Corporation rights should not equal rights of citizens
Jan. 21 was a very sad day in American history. On that day, the Supreme Court, in a split 5-to-4 ruling, said that corporate entities have the same Constitutional free-speech rights as living, breathing citizens to participate in our electoral process.
Previously, dating back to 1907, Congress had forbade corporations, railroads and national banks from putting money into federal elections. After World War II, Congress extended the ban to include labor unions. More recently, the McCain-Feingold Act in 2002 added an extra limit on corporate and union-funded broadcast ads in the month before an election. Such ads were prohibited if they even mentioned a candidate running for office.
Thursday’s Supreme Court decision swept away all of those restrictions.

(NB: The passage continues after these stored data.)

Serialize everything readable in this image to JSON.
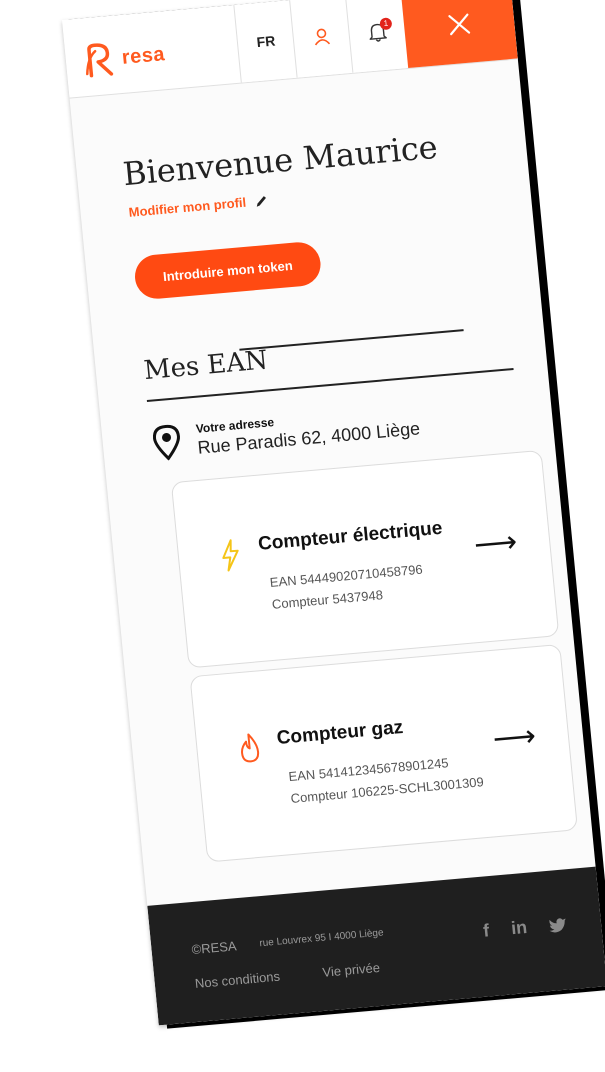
{
  "header": {
    "logo_text": "resa",
    "lang": "FR",
    "notifications_count": "1",
    "icons": [
      "user-icon",
      "bell-icon",
      "close-icon"
    ],
    "accent": "#ff5a1f"
  },
  "main": {
    "welcome": "Bienvenue Maurice",
    "edit_profile": "Modifier mon profil",
    "token_button": "Introduire mon token",
    "section_title": "Mes EAN",
    "address_label": "Votre adresse",
    "address_value": "Rue Paradis 62, 4000 Liège"
  },
  "meters": [
    {
      "title": "Compteur électrique",
      "ean": "EAN 544490207104587​96",
      "number": "Compteur 5437948",
      "icon": "lightning-icon",
      "icon_color": "#f5c518"
    },
    {
      "title": "Compteur gaz",
      "ean": "EAN 541412345678901245",
      "number": "Compteur 106225-SCHL3001309",
      "icon": "flame-icon",
      "icon_color": "#ff5a1f"
    }
  ],
  "footer": {
    "copyright": "©RESA",
    "address": "rue Louvrex 95 I 4000 Liège",
    "conditions": "Nos conditions",
    "privacy": "Vie privée",
    "social": [
      "f",
      "in",
      "twitter-icon"
    ]
  }
}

Corporations are not endowed by their creators with inalienable rights ... but five out of nine Supreme Court justices have now said otherwise.
“The government may not suppress political speech on the basis of the speaker’s corporate identity,” said Justice Anthony M. Kennedy, who wrote the majority opinion, in complete disregard for the reality that corporations have no “identity,” for they are not people.
They do not breathe. They do not eat. And they do not need health care.
Yet, corporations now can legally and directly influence the elections that will impact all of these things.
They will not die on a battlefield, yet they now can legally advocate for and influence the wars we wage.
They do not need education, yet they now can legally influence how our schools are run.
Most disturbing, multinational corporations controlled by foreign governments now have the same rights as American citizens to spend money to tilt U.S. elections.
Last Thursday was, indeed, a sad day for America.